Monday, September 27, 2010

Are Sweatshops Good?

In the 2:10 section when talking about low skilled workers we got sidetracked talking about sweatshops where I made the comment sweatshops are good. Going in, I know this view is not in the majority, but at a minimum I ask that everyone keep an open mind.  I know a number of students are passionate about this issue, as am I, so please be civil.

When I think about sweatshops this article (and these here and here and here) come to mind. Are sweatshops good? No. When comparing the alternatives for people living in poverty sweatshops do offer one avenue for hope and in that scope they are good. We've seen millions of people come out of poverty because of sweatshops not despite of.
My point is that bad as sweatshops are, the alternatives are worse. They are more dangerous, lower-paying and more degrading. And when I struggle to think how we can really make a big difference in the development of the poorest countries, the key always seems to be manufacturing. (Kristof)
Impoverished families need to find sources of income, if we force firms into paying higher than market wages (multinational companies already pay 2-3 times the wages of domestic manufacturing firms) fewer workers will be hired (law of demand). This will leave a number of people unemployed, they will be forced to find alternative sources of income. This is where the real exploitation begins. Families will sell children into the sex trade. There is a growing problem with human trafficking, the solution lies in more manufacturing firms not less. If this means more sweatshops, then yes please give me more sweatshops. Here's Paul Krugman's take.

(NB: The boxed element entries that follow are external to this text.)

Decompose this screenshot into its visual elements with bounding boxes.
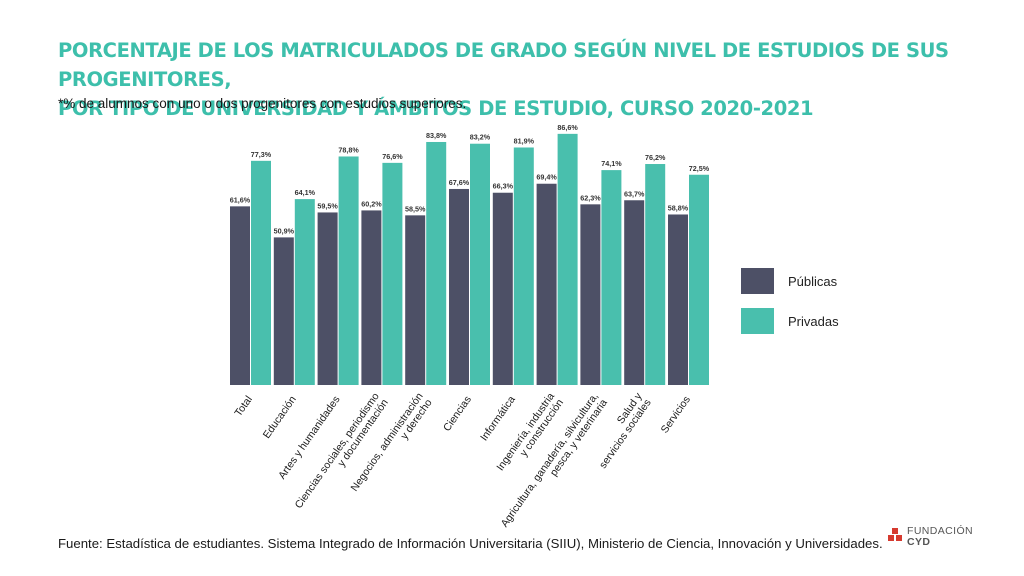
source-note: Fuente: Estadística de estudiantes. Sist… [58, 536, 883, 551]
bar-privadas [294, 199, 315, 385]
data-label: 50,9% [274, 226, 295, 235]
chart-title: PORCENTAJE DE LOS MATRICULADOS DE GRADO … [58, 36, 1018, 123]
legend-item-publicas: Públicas [741, 268, 839, 294]
bar-privadas [426, 141, 447, 385]
data-label: 72,5% [689, 164, 710, 173]
category-label-line: Educación [261, 394, 299, 441]
data-label: 63,7% [624, 189, 645, 198]
bar-publicas [405, 215, 426, 385]
data-label: 60,2% [361, 199, 382, 208]
bar-privadas [645, 164, 666, 385]
chart-title-line: PORCENTAJE DE LOS MATRICULADOS DE GRADO … [58, 39, 949, 91]
category-label: Total [232, 394, 255, 419]
legend-label-publicas: Públicas [788, 273, 838, 289]
legend: Públicas Privadas [741, 268, 839, 348]
category-label: Informática [478, 394, 518, 444]
data-label: 83,8% [426, 131, 447, 140]
data-label: 66,3% [493, 182, 514, 191]
bar-publicas [536, 183, 557, 385]
data-label: 64,1% [295, 188, 316, 197]
bar-publicas [624, 200, 645, 385]
logo-mark-icon [888, 528, 902, 542]
category-label-line: Ciencias [441, 394, 474, 434]
data-label: 86,6% [557, 123, 578, 132]
category-label-line: Informática [478, 394, 518, 444]
bar-privadas [382, 162, 403, 385]
data-label: 62,3% [580, 193, 601, 202]
bar-privadas [601, 170, 622, 385]
data-label: 76,6% [382, 152, 403, 161]
category-label-line: Servicios [659, 394, 693, 436]
bar-privadas [470, 143, 490, 385]
bar-publicas [361, 210, 382, 385]
bar-publicas [449, 188, 469, 385]
data-label: 59,5% [317, 201, 338, 210]
chart-title-line: POR TIPO DE UNIVERSIDAD Y ÁMBITOS DE EST… [58, 97, 814, 120]
fundacion-cyd-logo: FUNDACIÓN CYD [888, 526, 988, 548]
data-label: 58,5% [405, 204, 426, 213]
bar-privadas [251, 160, 271, 385]
bar-publicas [317, 212, 338, 385]
data-label: 61,6% [230, 195, 251, 204]
category-label-line: Total [232, 394, 255, 419]
category-label: Ciencias [441, 394, 474, 434]
bar-privadas [338, 156, 359, 385]
bar-publicas [492, 192, 513, 385]
data-label: 58,8% [668, 203, 689, 212]
bar-publicas [273, 237, 294, 385]
legend-label-privadas: Privadas [788, 313, 839, 329]
data-label: 81,9% [514, 136, 535, 145]
logo-text: FUNDACIÓN CYD [907, 526, 973, 547]
legend-swatch-publicas [741, 268, 774, 294]
legend-item-privadas: Privadas [741, 308, 839, 334]
data-label: 83,2% [470, 133, 491, 142]
bar-publicas [230, 206, 250, 385]
logo-line-1: FUNDACIÓN [907, 525, 974, 537]
bar-privadas [689, 174, 709, 385]
chart-subtitle: *% de alumnos con uno o dos progenitores… [58, 96, 467, 111]
data-label: 69,4% [536, 173, 557, 182]
data-label: 78,8% [338, 145, 359, 154]
data-label: 74,1% [601, 159, 622, 168]
bar-publicas [580, 204, 601, 385]
bar-privadas [513, 147, 534, 385]
logo-line-2: CYD [907, 535, 931, 548]
data-label: 77,3% [251, 150, 272, 159]
legend-swatch-privadas [741, 308, 774, 334]
bar-privadas [557, 133, 578, 385]
bar-publicas [668, 214, 688, 385]
data-label: 67,6% [449, 178, 470, 187]
category-label: Educación [261, 394, 299, 441]
data-label: 76,2% [645, 153, 666, 162]
category-label: Servicios [659, 394, 693, 436]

Workers in those shirt and sneaker factories are, inevitably, paid very little and expected to endure terrible working conditions. I say "inevitably" because their employers are not in business for their (or their workers') health; they pay as little as possible, and that minimum is determined by the other opportunities available to workers. And these are still extremely poor countries, where living on a garbage heap is attractive compared with the alternatives. 
Pressuring firms into paying higher wages will simply result in the firms leaving the least developed countries for middle income countries that offer the opportunity to shift production for low skill labor to machines. What happens to the workers in the least developed countries?

Now can we have less human trafficking while paying above market wages to manufacturing workers in developing countries? I don't know. So far the evidence suggests not. Would I like to see firms pay these workers higher wages? Yes, but the reality of our economic model (i.e. capitalism) places large constraints on firms that will likely prevent this from happening. Corporations face tremendous pressure to maintain high levels of profit. We bet on these firms to keep increasing profits which comes at an unfortunate cost. As long as society demands high returns and/or low prices we will continue to have sweatshops. The global recession will only increase this pressure. This does not mean countries can't outgrow the need for sweatshops. Export led growth has been hugely beneficial for many Asian and Latin American economies (Brazil, China, Singapore, Philippines, Indonesia, Japan, Taiwan, Korea, and many others). We've seen a number of economies grow from the stages of sweatshops into economic powers (including the United States). Sweatshops may not be necessary but so far they've proven to be sufficient. I'm not sure I want to experiment with an alternative model that may lead to more children being sold into the sex trade.

As a country we can do something. We can stop subsidizing agricultural production which will help restore jobs in many developing countries. The United States is responsible for destroying the lives of many farmers. Farm subsidies in the United States have created an excess supply of many agricultural commodities that we have dumped on the world market. This excess supply has created artificially low prices and forced a number of farmers off their land into manufacturing jobs (or into the U.S. as illegal immigrants). By removing farm subsidies a number of workers could leave factory life, return to farming, and wages will increase for those in the manufacturing sectors. This will help prevent the food shortages experienced across many developing nations. Here's another piece by Kristof.

Here are some good books on these issues:
Half the Sky by Kristof

In Defense of Globalization by Bhagwati

Making Globalization Work by Stiglitz
I love a few of his quotes:
As the nation-state developed, individuals felt connected to others within the nation—not as closely as to those in their own local community, but far more closely than to those outside the nation-state. The problem is that, as globalization has proceeded, loyalties have changed little. War shows these differences in attitude most dramatically: Americans keep accurate count of the number of U.S. soldiers lost, but when estimates of Iraqi deaths, up to fifty times as high, were released, it hardly caused a stir. Torture of Americans would have generated outrage; torture by Americans seemed mainly to concern those in the antiwar movement; it was even defended by many as necessary to protect the United States. These asymmetries have their parallel in the economic sphere. Americans bemoan the loss of jobs at home, and do not celebrate a larger gain in jobs by those who are far poorer abroad.

Most of us will always live locally—in our own communities, states, countries. But globalization has meant that we are, at the same time, part of a global community.